In In re Barnes & Noble Pin Pad Litigation, No. 1:12-cv-08617 (N.D. Ill. Sept. 3, 2013), the United States District Court for the Northern District of Illinois dismissed a putative class action against defendant retailer Barnes & Noble because the named plaintiffs could not establish injury in fact stemming from the alleged security breach, and thus lacked standing to bring their claims.
In August of 2012, Barnes & Noble discovered that its customers’ personal identifying information (“PII”) may have been “skimmed” by intruders who had tampered with card readers in many of its stores. Six weeks later, Barnes & Noble publicly announced the breach, but did not provide any individual notice. Plaintiffs, who were Barnes & Noble customers at the time of the incident, filed a class action complaint, alleging claims for breach of an implied contract and a violation of the Illinois Consumer Fraud and Deceptive Business Practices Act. Plaintiffs alleged several forms of injury, including untimely and inadequate notification of the breach, improper disclosure of PII, loss of privacy, and incurring time and expenses to mitigate the increased risk of identity theft or fraud. Only one of the four named plaintiffs experienced a fraudulent charge made to her credit card after she had shopped at a Barnes & Noble store.
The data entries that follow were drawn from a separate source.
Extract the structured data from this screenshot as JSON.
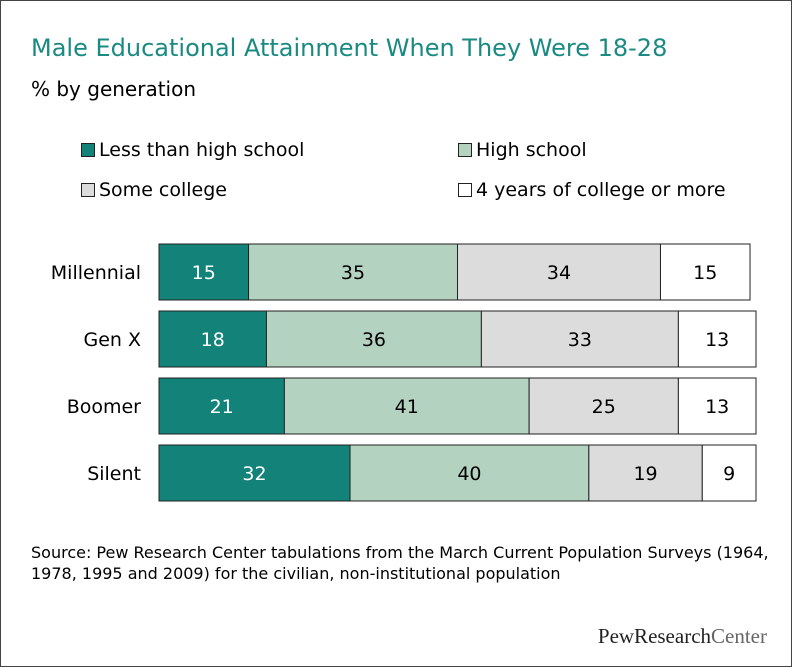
{
  "chart_data": {
    "type": "bar",
    "orientation": "horizontal",
    "stacked": true,
    "title": "Male Educational Attainment When They Were 18-28",
    "subtitle": "% by generation",
    "categories": [
      "Millennial",
      "Gen X",
      "Boomer",
      "Silent"
    ],
    "series": [
      {
        "name": "Less than high school",
        "color": "#13837a",
        "label_color": "#ffffff",
        "values": [
          15,
          18,
          21,
          32
        ]
      },
      {
        "name": "High school",
        "color": "#b3d2c0",
        "label_color": "#000000",
        "values": [
          35,
          36,
          41,
          40
        ]
      },
      {
        "name": "Some college",
        "color": "#dcdcdc",
        "label_color": "#000000",
        "values": [
          34,
          33,
          25,
          19
        ]
      },
      {
        "name": "4 years of college or more",
        "color": "#ffffff",
        "label_color": "#000000",
        "values": [
          15,
          13,
          13,
          9
        ]
      }
    ],
    "xlim": [
      0,
      100
    ],
    "grid": false,
    "legend_position": "top"
  },
  "source": "Source: Pew Research Center tabulations from the March Current Population Surveys (1964, 1978, 1995 and 2009) for the civilian, non-institutional population",
  "logo": {
    "part1": "PewResearch",
    "part2": "Center"
  }
}
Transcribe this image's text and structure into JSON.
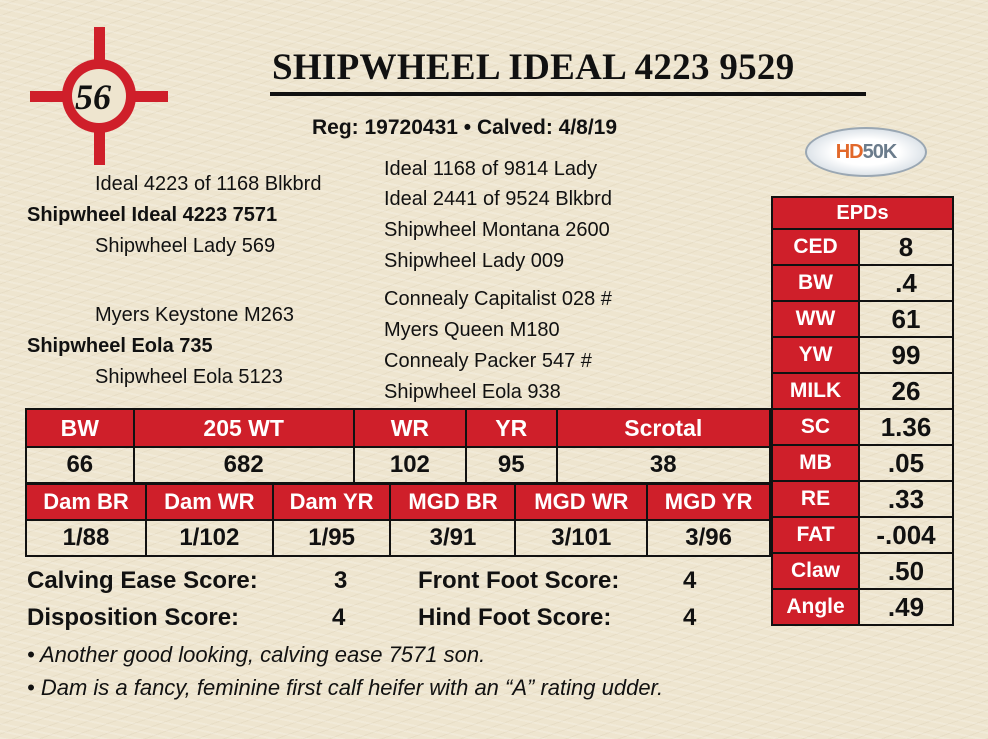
{
  "lot": {
    "number": "56",
    "icon": "crosshair-lot-badge",
    "color": "#cf1f2a"
  },
  "title": "SHIPWHEEL IDEAL 4223 9529",
  "reg_line": "Reg: 19720431 • Calved: 4/8/19",
  "logo": {
    "text_hd": "HD",
    "text_50k": "50K"
  },
  "pedigree": {
    "sire": "Shipwheel Ideal 4223 7571",
    "sire_sire": "Ideal 4223 of 1168 Blkbrd",
    "sire_dam": "Shipwheel Lady 569",
    "sss": "Ideal 1168 of 9814 Lady",
    "ssd": "Ideal 2441 of 9524 Blkbrd",
    "sds": "Shipwheel Montana 2600",
    "sdd": "Shipwheel Lady 009",
    "dam": "Shipwheel Eola 735",
    "dam_sire": "Myers Keystone M263",
    "dam_dam": "Shipwheel Eola 5123",
    "dss": "Connealy Capitalist 028 #",
    "dsd": "Myers Queen M180",
    "dds": "Connealy Packer 547 #",
    "ddd": "Shipwheel Eola 938"
  },
  "performance": {
    "headers": [
      "BW",
      "205 WT",
      "WR",
      "YR",
      "Scrotal"
    ],
    "values": [
      "66",
      "682",
      "102",
      "95",
      "38"
    ]
  },
  "dam_records": {
    "headers": [
      "Dam BR",
      "Dam WR",
      "Dam YR",
      "MGD BR",
      "MGD WR",
      "MGD YR"
    ],
    "values": [
      "1/88",
      "1/102",
      "1/95",
      "3/91",
      "3/101",
      "3/96"
    ]
  },
  "epds": {
    "title": "EPDs",
    "rows": [
      {
        "label": "CED",
        "value": "8"
      },
      {
        "label": "BW",
        "value": ".4"
      },
      {
        "label": "WW",
        "value": "61"
      },
      {
        "label": "YW",
        "value": "99"
      },
      {
        "label": "MILK",
        "value": "26"
      },
      {
        "label": "SC",
        "value": "1.36"
      },
      {
        "label": "MB",
        "value": ".05"
      },
      {
        "label": "RE",
        "value": ".33"
      },
      {
        "label": "FAT",
        "value": "-.004"
      },
      {
        "label": "Claw",
        "value": ".50"
      },
      {
        "label": "Angle",
        "value": ".49"
      }
    ]
  },
  "scores": {
    "calving_label": "Calving Ease Score:",
    "calving": "3",
    "disposition_label": "Disposition Score:",
    "disposition": "4",
    "front_label": "Front Foot Score:",
    "front": "4",
    "hind_label": "Hind Foot Score:",
    "hind": "4"
  },
  "notes": [
    "• Another good looking, calving ease 7571 son.",
    "• Dam is a fancy, feminine first calf heifer with an “A” rating udder."
  ]
}
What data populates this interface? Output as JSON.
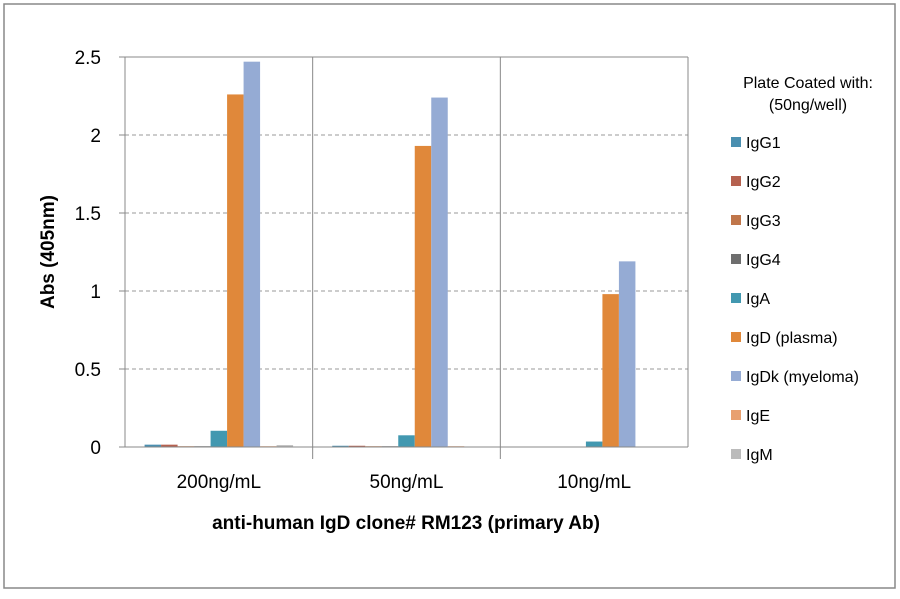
{
  "chart_data": {
    "type": "bar",
    "title": "",
    "xlabel": "anti-human IgD clone# RM123 (primary Ab)",
    "ylabel": "Abs (405nm)",
    "ylim": [
      0,
      2.5
    ],
    "yticks": [
      "0",
      "0.5",
      "1",
      "1.5",
      "2",
      "2.5"
    ],
    "grid": true,
    "legend_position": "right",
    "legend_title": [
      "Plate Coated with:",
      "(50ng/well)"
    ],
    "categories": [
      "200ng/mL",
      "50ng/mL",
      "10ng/mL"
    ],
    "series": [
      {
        "name": "IgG1",
        "color": "#4a8fb0",
        "values": [
          0.015,
          0.008,
          0
        ]
      },
      {
        "name": "IgG2",
        "color": "#b5614f",
        "values": [
          0.015,
          0.008,
          0
        ]
      },
      {
        "name": "IgG3",
        "color": "#c0764a",
        "values": [
          0.005,
          0.005,
          0
        ]
      },
      {
        "name": "IgG4",
        "color": "#6e6e6e",
        "values": [
          0.005,
          0.005,
          0
        ]
      },
      {
        "name": "IgA",
        "color": "#4298b0",
        "values": [
          0.104,
          0.075,
          0.035
        ]
      },
      {
        "name": "IgD (plasma)",
        "color": "#e0883a",
        "values": [
          2.26,
          1.93,
          0.98
        ]
      },
      {
        "name": "IgDk (myeloma)",
        "color": "#95abd4",
        "values": [
          2.47,
          2.24,
          1.19
        ]
      },
      {
        "name": "IgE",
        "color": "#e8a070",
        "values": [
          0.005,
          0.005,
          0
        ]
      },
      {
        "name": "IgM",
        "color": "#bbbbbb",
        "values": [
          0.012,
          0.003,
          0
        ]
      }
    ]
  }
}
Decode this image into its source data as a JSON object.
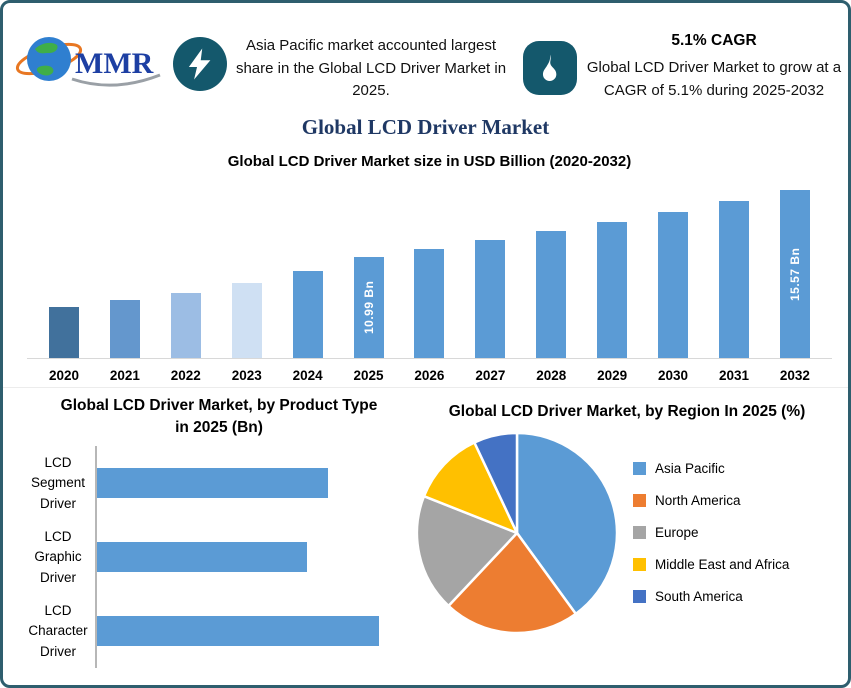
{
  "header": {
    "logo_text": "MMR",
    "icons": {
      "left_badge": "lightning-icon",
      "right_badge": "flame-icon"
    },
    "callout_left": "Asia Pacific market accounted largest share in the Global LCD Driver Market in 2025.",
    "cagr": "5.1% CAGR",
    "callout_right": "Global LCD Driver Market to grow at a CAGR of 5.1% during 2025-2032"
  },
  "page_title": "Global LCD Driver Market",
  "colors": {
    "border": "#2e5e6e",
    "badge": "#14586c",
    "title": "#1f3864",
    "bar_primary": "#5b9bd5"
  },
  "chart_data": [
    {
      "type": "bar",
      "title": "Global LCD Driver Market size in USD Billion (2020-2032)",
      "ylabel": "USD Billion",
      "categories": [
        "2020",
        "2021",
        "2022",
        "2023",
        "2024",
        "2025",
        "2026",
        "2027",
        "2028",
        "2029",
        "2030",
        "2031",
        "2032"
      ],
      "values": [
        7.5,
        8.0,
        8.5,
        9.2,
        10.0,
        10.99,
        11.55,
        12.14,
        12.76,
        13.41,
        14.1,
        14.82,
        15.57
      ],
      "bar_labels": {
        "2025": "10.99 Bn",
        "2032": "15.57 Bn"
      },
      "bar_colors": [
        "#41719c",
        "#6497cd",
        "#9cbde4",
        "#cfe0f3",
        "#5b9bd5",
        "#5b9bd5",
        "#5b9bd5",
        "#5b9bd5",
        "#5b9bd5",
        "#5b9bd5",
        "#5b9bd5",
        "#5b9bd5",
        "#5b9bd5"
      ]
    },
    {
      "type": "bar",
      "orientation": "horizontal",
      "title": "Global LCD Driver Market, by Product Type in 2025 (Bn)",
      "categories": [
        "LCD Segment Driver",
        "LCD Graphic Driver",
        "LCD Character Driver"
      ],
      "values": [
        3.85,
        3.5,
        4.7
      ],
      "bar_color": "#5b9bd5"
    },
    {
      "type": "pie",
      "title": "Global LCD Driver Market, by Region In 2025 (%)",
      "legend_position": "right",
      "categories": [
        "Asia Pacific",
        "North America",
        "Europe",
        "Middle East and Africa",
        "South America"
      ],
      "values": [
        40,
        22,
        19,
        12,
        7
      ],
      "colors": [
        "#5b9bd5",
        "#ed7d31",
        "#a5a5a5",
        "#ffc000",
        "#4472c4"
      ]
    }
  ]
}
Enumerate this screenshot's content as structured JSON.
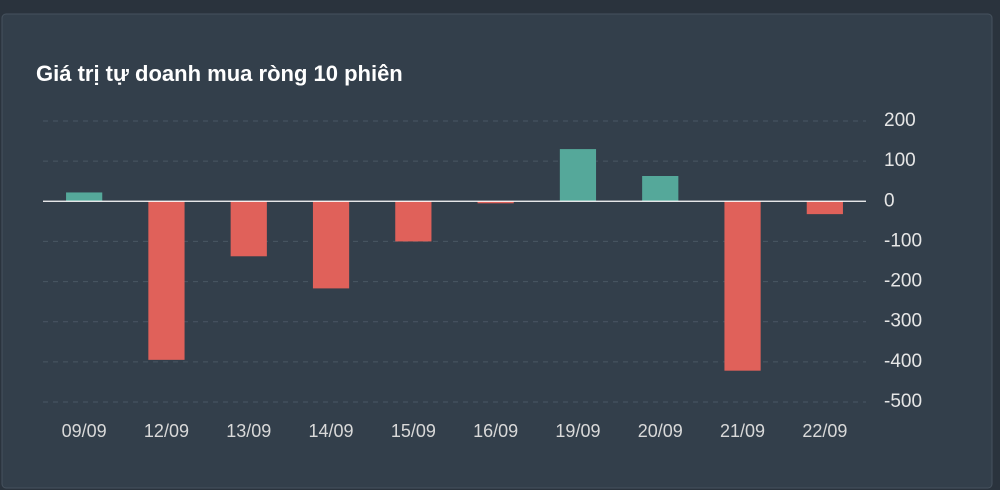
{
  "chart_data": {
    "type": "bar",
    "title": "Giá trị tự doanh mua ròng 10 phiên",
    "categories": [
      "09/09",
      "12/09",
      "13/09",
      "14/09",
      "15/09",
      "16/09",
      "19/09",
      "20/09",
      "21/09",
      "22/09"
    ],
    "values": [
      22,
      -395,
      -137,
      -217,
      -100,
      -5,
      130,
      63,
      -422,
      -32
    ],
    "positive_color": "#55a89a",
    "negative_color": "#e0615a",
    "ylim": [
      -500,
      200
    ],
    "yticks": [
      200,
      100,
      0,
      -100,
      -200,
      -300,
      -400,
      -500
    ],
    "grid": true
  }
}
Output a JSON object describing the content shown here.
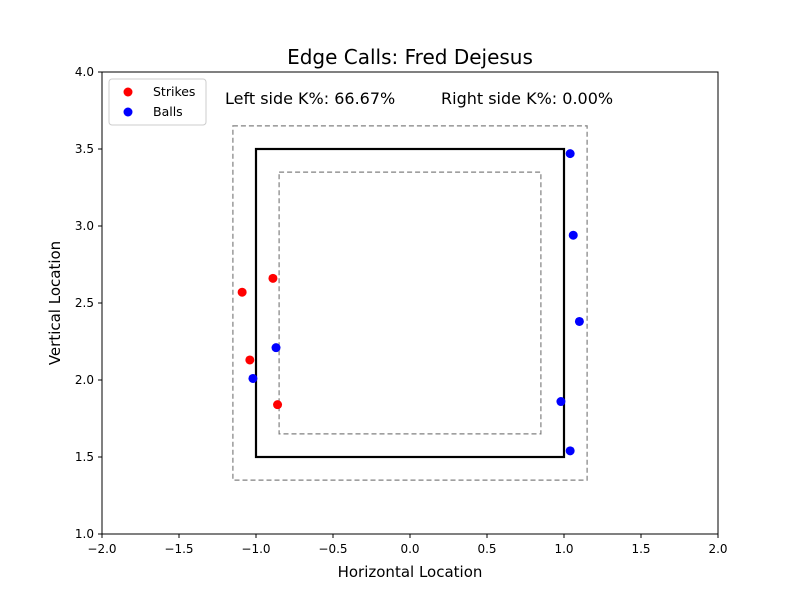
{
  "chart_data": {
    "type": "scatter",
    "title": "Edge Calls: Fred Dejesus",
    "xlabel": "Horizontal Location",
    "ylabel": "Vertical Location",
    "xlim": [
      -2.0,
      2.0
    ],
    "ylim": [
      1.0,
      4.0
    ],
    "x_ticks": [
      "−2.0",
      "−1.5",
      "−1.0",
      "−0.5",
      "0.0",
      "0.5",
      "1.0",
      "1.5",
      "2.0"
    ],
    "x_tick_values": [
      -2.0,
      -1.5,
      -1.0,
      -0.5,
      0.0,
      0.5,
      1.0,
      1.5,
      2.0
    ],
    "y_ticks": [
      "1.0",
      "1.5",
      "2.0",
      "2.5",
      "3.0",
      "3.5",
      "4.0"
    ],
    "y_tick_values": [
      1.0,
      1.5,
      2.0,
      2.5,
      3.0,
      3.5,
      4.0
    ],
    "grid": false,
    "legend_position": "top-left",
    "series": [
      {
        "name": "Strikes",
        "color": "#ff0000",
        "x": [
          -1.09,
          -0.89,
          -1.04,
          -0.86
        ],
        "y": [
          2.57,
          2.66,
          2.13,
          1.84
        ]
      },
      {
        "name": "Balls",
        "color": "#0000ff",
        "x": [
          -0.87,
          -1.02,
          1.04,
          1.06,
          1.1,
          0.98,
          1.04
        ],
        "y": [
          2.21,
          2.01,
          3.47,
          2.94,
          2.38,
          1.86,
          1.54
        ]
      }
    ],
    "zones": {
      "strike_zone": {
        "x": [
          -1.0,
          1.0
        ],
        "y": [
          1.5,
          3.5
        ],
        "style": "solid",
        "color": "#000000"
      },
      "outer_edge": {
        "x": [
          -1.15,
          1.15
        ],
        "y": [
          1.35,
          3.65
        ],
        "style": "dashed",
        "color": "#808080"
      },
      "inner_edge": {
        "x": [
          -0.85,
          0.85
        ],
        "y": [
          1.65,
          3.35
        ],
        "style": "dashed",
        "color": "#808080"
      }
    },
    "annotations": {
      "left": "Left side K%: 66.67%",
      "right": "Right side K%: 0.00%"
    }
  }
}
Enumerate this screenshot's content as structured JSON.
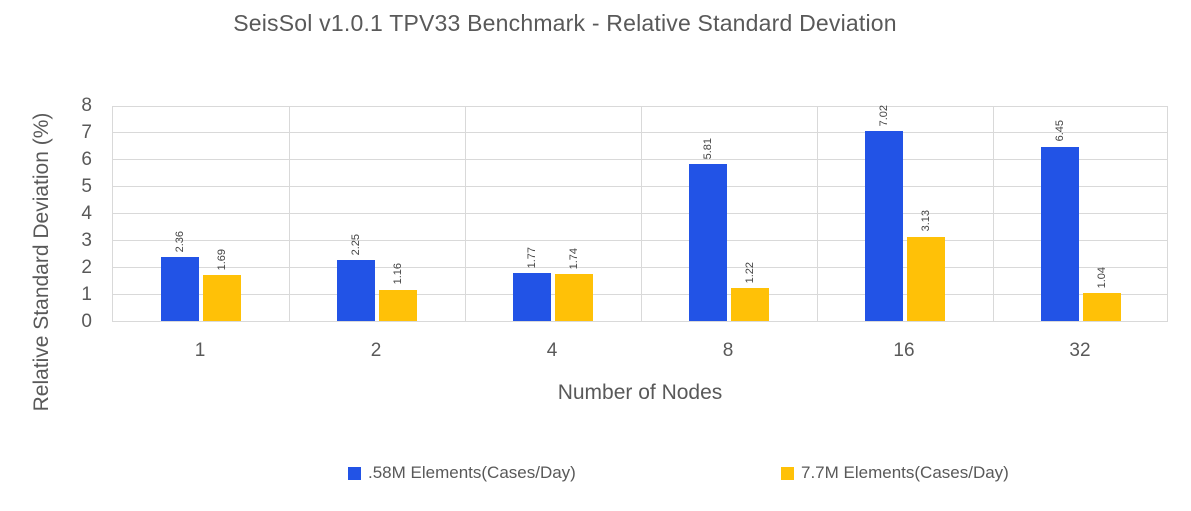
{
  "chart_data": {
    "type": "bar",
    "title": "SeisSol v1.0.1 TPV33 Benchmark - Relative Standard Deviation",
    "categories": [
      "1",
      "2",
      "4",
      "8",
      "16",
      "32"
    ],
    "series": [
      {
        "name": ".58M Elements(Cases/Day)",
        "color": "#2253e6",
        "values": [
          2.36,
          2.25,
          1.77,
          5.81,
          7.02,
          6.45
        ]
      },
      {
        "name": "7.7M Elements(Cases/Day)",
        "color": "#ffc107",
        "values": [
          1.69,
          1.16,
          1.74,
          1.22,
          3.13,
          1.04
        ]
      }
    ],
    "xlabel": "Number of Nodes",
    "ylabel": "Relative Standard Deviation (%)",
    "ylim": [
      0,
      8
    ],
    "yticks": [
      0,
      1,
      2,
      3,
      4,
      5,
      6,
      7,
      8
    ],
    "grid": true,
    "data_labels_rotated": true,
    "legend_position": "bottom",
    "colors": {
      "chrome_text": "#595959",
      "data_label_text": "#444444",
      "gridline": "#d9d9d9",
      "background": "#ffffff"
    }
  }
}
In dismissing all of those claims with prejudice, the Court relied heavily on the Supreme Court’s recent decision in Clapper v. Amnesty Int’l USA, 133 S. Ct. 1138 (2013), which was not a data breach case. Clapper clarified that while an injury that is “certainly impending” can establish injury in fact for the purposes of standing, “[a]llegations of possible future injury are not sufficient.” Id. at 1147. Applying the Clapper analysis, the Court stated that “merely alleging an increased risk of identity theft or fraud is insufficient to establish standing.” The Court further reasoned that, even assuming Barnes & Noble had violated certain notification statutes, breach of those statutes alone was insufficient to establish standing. Regarding the alleged improper disclosure of Plaintiffs’ PII, the Court found that, “[t]he inference that their data was stolen, based merely on the security breach, is too tenuous to support a reasonable inference that can be made in Plaintiffs’ favor.” Even as to the plaintiff with a fraudulent charge, the Court found those allegations insufficient because (1) the charge did not go unreimbursed; (2) the only purported harm was a time lag between learning of the charge and received a new card; and (3) there was no allegation that the fraudulent charge was related to the breach. Finally, as to the costs Plaintiffs incurred to mitigate an increased risk of identity theft, the Court reasoned that Plaintiffs could not manufacture standing by incurring costs in anticipation of merely potential harm.
This decision strengthens and adds additional support for the standing defense in data breach litigation. It further makes clear that Clapper, although not decided in the data breach context, can provide strong ammunition in defending breach-based claims.